M. [W] [L] a indiqué à l’audience qu’il n’avait pas été menotté en première instance lors de sa comparution, étant précisé qu’aucun élément n’est produit au soutien de cet argument.
Enfin, la juridiction de première instance a parfaitement caractérisé l’impossibilité d’obtenir la présence d’un avocat en l’état de la grève du barreau de Lyon.
En conséquence aucun des moyens soulevés n’est fondé.
Sur la demande subsidiaire d’assignation à résidence
En application de l’article L743-13 du Ceseda, le juge des libertés et de la détention peut ordonner l’assignation à résidence de l’étranger lorsque celui-ci dispose de garanties de représentation effectives.

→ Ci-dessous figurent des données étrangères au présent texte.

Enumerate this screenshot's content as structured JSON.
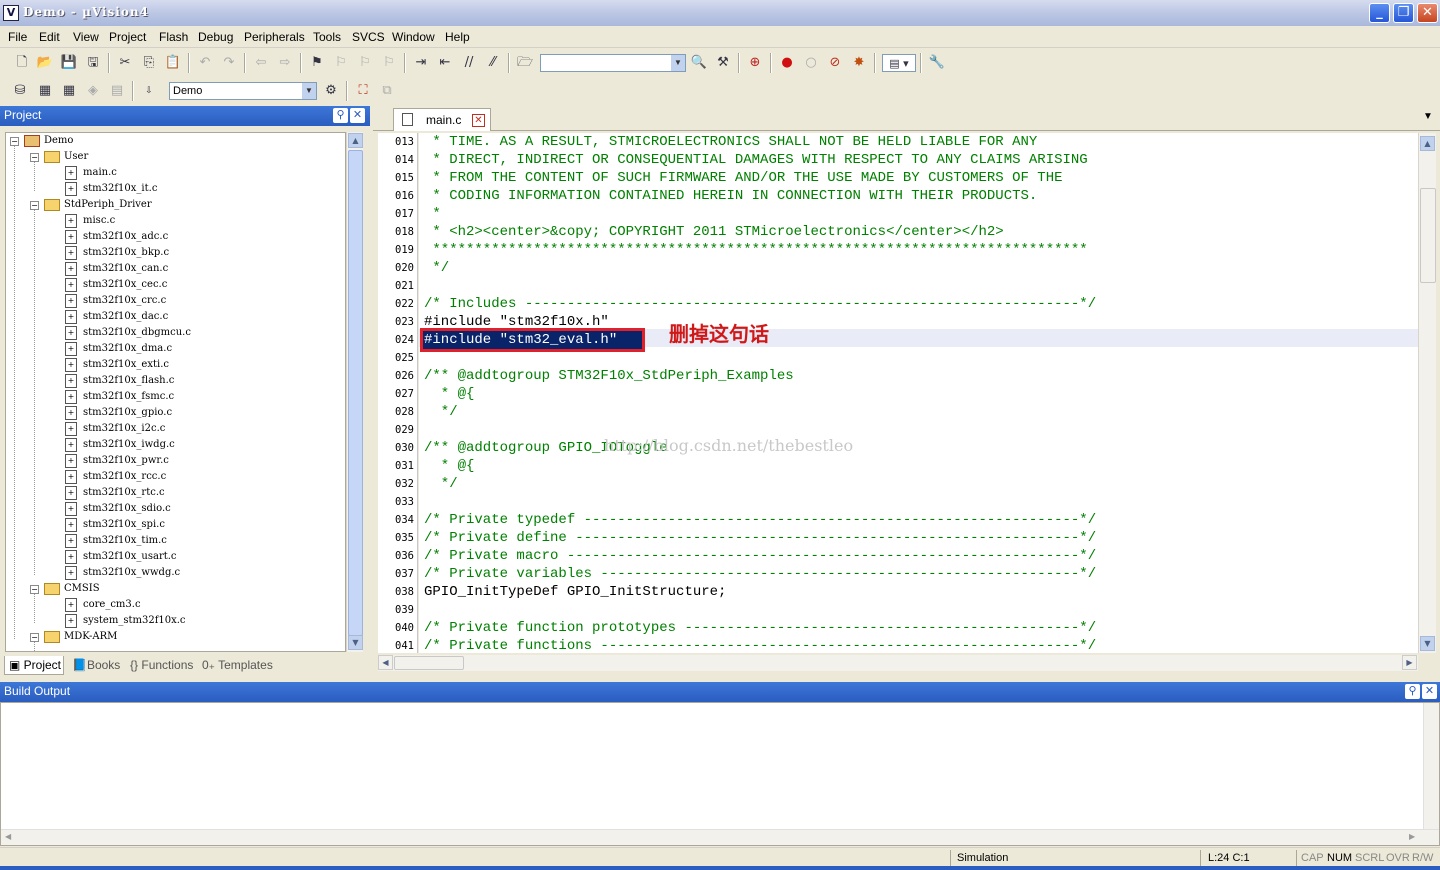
{
  "window": {
    "title": "Demo  - µVision4",
    "app_icon": "V"
  },
  "menu": [
    "File",
    "Edit",
    "View",
    "Project",
    "Flash",
    "Debug",
    "Peripherals",
    "Tools",
    "SVCS",
    "Window",
    "Help"
  ],
  "toolbar2": {
    "target_value": "Demo"
  },
  "project_panel": {
    "title": "Project",
    "tree": [
      {
        "label": "Demo",
        "level": 0,
        "kind": "root"
      },
      {
        "label": "User",
        "level": 1,
        "kind": "folder"
      },
      {
        "label": "main.c",
        "level": 2,
        "kind": "file"
      },
      {
        "label": "stm32f10x_it.c",
        "level": 2,
        "kind": "file"
      },
      {
        "label": "StdPeriph_Driver",
        "level": 1,
        "kind": "folder"
      },
      {
        "label": "misc.c",
        "level": 2,
        "kind": "file"
      },
      {
        "label": "stm32f10x_adc.c",
        "level": 2,
        "kind": "file"
      },
      {
        "label": "stm32f10x_bkp.c",
        "level": 2,
        "kind": "file"
      },
      {
        "label": "stm32f10x_can.c",
        "level": 2,
        "kind": "file"
      },
      {
        "label": "stm32f10x_cec.c",
        "level": 2,
        "kind": "file"
      },
      {
        "label": "stm32f10x_crc.c",
        "level": 2,
        "kind": "file"
      },
      {
        "label": "stm32f10x_dac.c",
        "level": 2,
        "kind": "file"
      },
      {
        "label": "stm32f10x_dbgmcu.c",
        "level": 2,
        "kind": "file"
      },
      {
        "label": "stm32f10x_dma.c",
        "level": 2,
        "kind": "file"
      },
      {
        "label": "stm32f10x_exti.c",
        "level": 2,
        "kind": "file"
      },
      {
        "label": "stm32f10x_flash.c",
        "level": 2,
        "kind": "file"
      },
      {
        "label": "stm32f10x_fsmc.c",
        "level": 2,
        "kind": "file"
      },
      {
        "label": "stm32f10x_gpio.c",
        "level": 2,
        "kind": "file"
      },
      {
        "label": "stm32f10x_i2c.c",
        "level": 2,
        "kind": "file"
      },
      {
        "label": "stm32f10x_iwdg.c",
        "level": 2,
        "kind": "file"
      },
      {
        "label": "stm32f10x_pwr.c",
        "level": 2,
        "kind": "file"
      },
      {
        "label": "stm32f10x_rcc.c",
        "level": 2,
        "kind": "file"
      },
      {
        "label": "stm32f10x_rtc.c",
        "level": 2,
        "kind": "file"
      },
      {
        "label": "stm32f10x_sdio.c",
        "level": 2,
        "kind": "file"
      },
      {
        "label": "stm32f10x_spi.c",
        "level": 2,
        "kind": "file"
      },
      {
        "label": "stm32f10x_tim.c",
        "level": 2,
        "kind": "file"
      },
      {
        "label": "stm32f10x_usart.c",
        "level": 2,
        "kind": "file"
      },
      {
        "label": "stm32f10x_wwdg.c",
        "level": 2,
        "kind": "file"
      },
      {
        "label": "CMSIS",
        "level": 1,
        "kind": "folder"
      },
      {
        "label": "core_cm3.c",
        "level": 2,
        "kind": "file"
      },
      {
        "label": "system_stm32f10x.c",
        "level": 2,
        "kind": "file"
      },
      {
        "label": "MDK-ARM",
        "level": 1,
        "kind": "folder"
      }
    ],
    "tabs": [
      "Project",
      "Books",
      "Functions",
      "Templates"
    ]
  },
  "editor": {
    "tab_label": "main.c",
    "lines": [
      {
        "num": "013",
        "text": " * TIME. AS A RESULT, STMICROELECTRONICS SHALL NOT BE HELD LIABLE FOR ANY",
        "style": "cmt"
      },
      {
        "num": "014",
        "text": " * DIRECT, INDIRECT OR CONSEQUENTIAL DAMAGES WITH RESPECT TO ANY CLAIMS ARISING",
        "style": "cmt"
      },
      {
        "num": "015",
        "text": " * FROM THE CONTENT OF SUCH FIRMWARE AND/OR THE USE MADE BY CUSTOMERS OF THE",
        "style": "cmt"
      },
      {
        "num": "016",
        "text": " * CODING INFORMATION CONTAINED HEREIN IN CONNECTION WITH THEIR PRODUCTS.",
        "style": "cmt"
      },
      {
        "num": "017",
        "text": " *",
        "style": "cmt"
      },
      {
        "num": "018",
        "text": " * <h2><center>&copy; COPYRIGHT 2011 STMicroelectronics</center></h2>",
        "style": "cmt"
      },
      {
        "num": "019",
        "text": " ******************************************************************************",
        "style": "cmt"
      },
      {
        "num": "020",
        "text": " */",
        "style": "cmt"
      },
      {
        "num": "021",
        "text": "",
        "style": "plain"
      },
      {
        "num": "022",
        "text": "/* Includes ------------------------------------------------------------------*/",
        "style": "cmt"
      },
      {
        "num": "023",
        "text": "#include \"stm32f10x.h\"",
        "style": "plain"
      },
      {
        "num": "024",
        "text": "",
        "style": "plain"
      },
      {
        "num": "025",
        "text": "",
        "style": "plain"
      },
      {
        "num": "026",
        "text": "/** @addtogroup STM32F10x_StdPeriph_Examples",
        "style": "cmt"
      },
      {
        "num": "027",
        "text": "  * @{",
        "style": "cmt"
      },
      {
        "num": "028",
        "text": "  */",
        "style": "cmt"
      },
      {
        "num": "029",
        "text": "",
        "style": "plain"
      },
      {
        "num": "030",
        "text": "/** @addtogroup GPIO_IOToggle",
        "style": "cmt"
      },
      {
        "num": "031",
        "text": "  * @{",
        "style": "cmt"
      },
      {
        "num": "032",
        "text": "  */",
        "style": "cmt"
      },
      {
        "num": "033",
        "text": "",
        "style": "plain"
      },
      {
        "num": "034",
        "text": "/* Private typedef -----------------------------------------------------------*/",
        "style": "cmt"
      },
      {
        "num": "035",
        "text": "/* Private define ------------------------------------------------------------*/",
        "style": "cmt"
      },
      {
        "num": "036",
        "text": "/* Private macro -------------------------------------------------------------*/",
        "style": "cmt"
      },
      {
        "num": "037",
        "text": "/* Private variables ---------------------------------------------------------*/",
        "style": "cmt"
      },
      {
        "num": "038",
        "text": "GPIO_InitTypeDef GPIO_InitStructure;",
        "style": "plain"
      },
      {
        "num": "039",
        "text": "",
        "style": "plain"
      },
      {
        "num": "040",
        "text": "/* Private function prototypes -----------------------------------------------*/",
        "style": "cmt"
      },
      {
        "num": "041",
        "text": "/* Private functions ---------------------------------------------------------*/",
        "style": "cmt"
      }
    ],
    "selected_text": "#include \"stm32_eval.h\"",
    "annotation": "删掉这句话",
    "watermark": "http://blog.csdn.net/thebestleo"
  },
  "build_output": {
    "title": "Build Output"
  },
  "status": {
    "mode": "Simulation",
    "position": "L:24 C:1",
    "flags": [
      "CAP",
      "NUM",
      "SCRL",
      "OVR",
      "R/W"
    ]
  },
  "colors": {
    "comment": "#008000",
    "selection": "#0a246a",
    "highlight_border": "#e0202a",
    "panel_header": "#2a5dbf"
  }
}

L’assignation à résidence ne peut être ordonnée par le juge qu’après remise à un service de police ou à une unité de gendarmerie de l’original du passeport et de tout document justificatif de son identité, en échange d’un récépissé valant justification de l’identité et sur lequel est portée la mention de la décision d’éloignement en instance d’exécution.
Lorsque l’étranger s’est préalablement soustrait à l’exécution d’une décision mentionnée à l’article L. 700-1, à l’exception de son 4°, l’assignation à résidence fait l’objet d’une motivation spéciale.
En l’espèce la demande d’assignation à résidence formée par M.[W] [L] est irrecevable faute pour lui d’avoir remis en original son passeport .
Sur la régularité au fond de la décision de placement en rétention
Sur le moyen tiré de l’incompatibilité de la mesure de rétention avec son état de santé
M. [W] [L] indique souffrir d’une maladie au foie pour laquelle il a été hospitalisé le 24 octobre 2025.
Entendu le 3 avril 2026 suite à son interpellation par un OPJ aux fins de vérification de son droit de circulation ou de séjour, M. [W] [L], interrogé sur un éventuel état de vulnérabilité ou d’handicap a répondu spontanément qu’il allait bien et n’a pas signalé la maladie dont il souffrirait au niveau du foie.
Les documents médicaux produits relatifs aux examens réalisés les 23 et 24 octobre 2025 à l’hôpital Edouard Herriot à [Localité 4] n’établissent que l’état de santé de l’intéressé est incompatible avec la mesure de rétention dont il fait l’objet.
En conséquence le moyen tiré de l’incompatibilité de son état de santé avec la mesure de rétention n’est pas fondé;
L’ordonnance déférée, qui a retenu que la décision de placement n’était entachée d’aucune irrégularité affectant sa validité, sera confirmée.
PAR CES MOTIFS
Déclarons recevable l’appel formé par M. [W] [L]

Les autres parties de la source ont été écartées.